Given that Aljunied GRC is a stronghold of the WP, the martyrdom narrative coupled with any by-election effect could even see the party improve its vote percentage in the last election of 2020 where it secured almost 60%. , itself a massive improvement on the narrow and biting victory he won in 2015.

Such a result could give wind to the WP sails, but to the detriment of its current leader.

WORRY IS THE HEAD THAT WEARS THE CROWN

Whatever the outcome, the coming weeks and months mark a difficult time for Mr Singh as leader of the WP and all of the opposition.

Beyond the impending legal proceedings, there is also the possibility of potential challenges to the party leadership by Mr Singh.

Such internal conflicts would not be new for the WP. Mr. Singh’s predecessor and WP stalwart, Low Thia Khiang, successfully rose to a challenge to his leadership issued by Mr. Chen Show Mao in 2016, the first time that had happened since he took office in 2001.

Prime Minister Lee said in his speech on Tuesday that Mr Low had been a formidable political opponent but also a patriotic Singaporean.

“He gave a different tone to the Workers’ Party. He said he hoped the Workers’ Party could help build a first world parliament for Singapore. He must be saddened that, instead, this is what his successor did,” Mr Lee added.

It should be noted that Mr Low has so far not openly expressed his support for Mr Singh, and instead said in a media interview last week that there was ‘a lot of talent’ in the party , so recent developments are not cause for concern. .

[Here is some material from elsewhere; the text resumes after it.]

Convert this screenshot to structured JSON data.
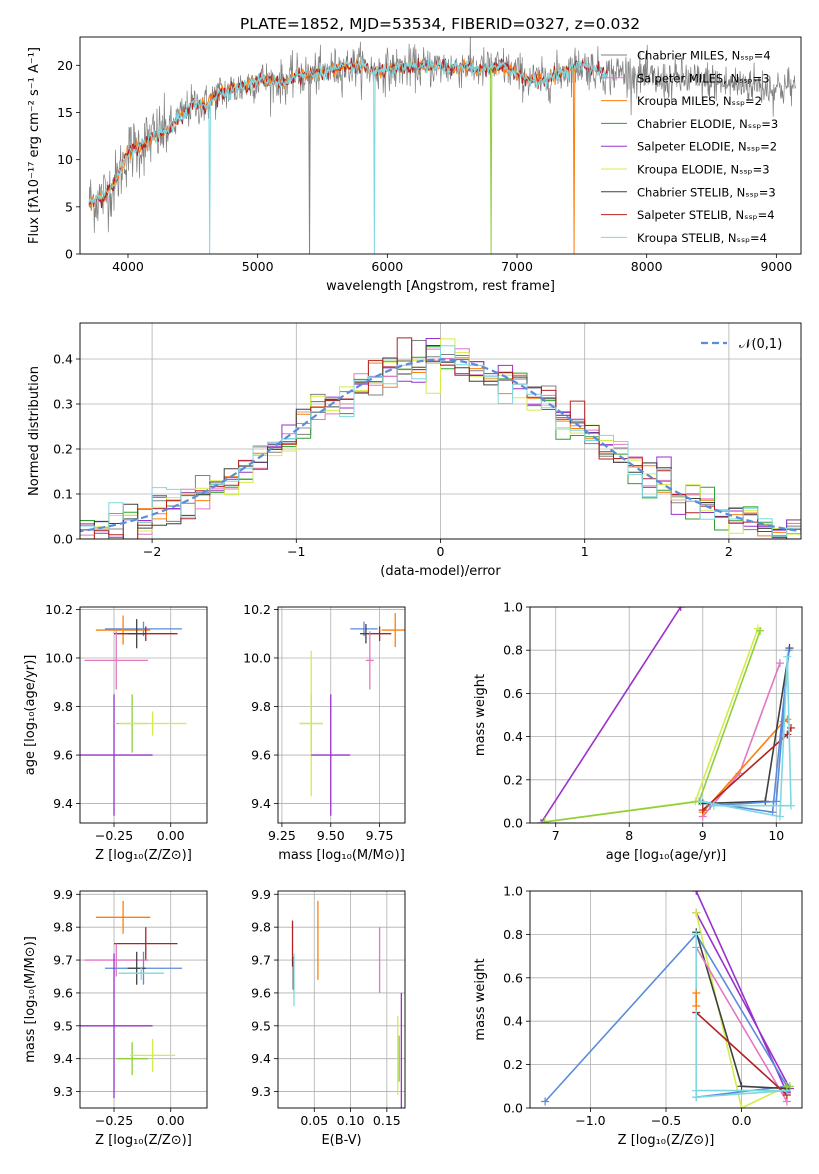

He also did not rule out a return to politics, saying only that it would be “up to the locals” to ask him if they wanted him.

During Tuesday’s debate in parliament, none of the other WP MPs spoke on the issue. It could represent a closing of ranks or a desire not to be dragged down with a potentially sinking ship.

Either way, it will be interesting to watch changes in the complexion of WP as we approach the next election in 2025.

Since 2018, Mr Singh has led the WP and the opposition as a whole to a new level in Singapore politics, as evidenced by his formal appointment as Leader of the Opposition.

What he does over the next three years can determine whether this progress is sustained or reversed.

ABOUT THE AUTHOR:

Nicholas Fang is a former appointed MP. He previously worked as a journalist for over 18 years and currently runs a strategic communications consultancy.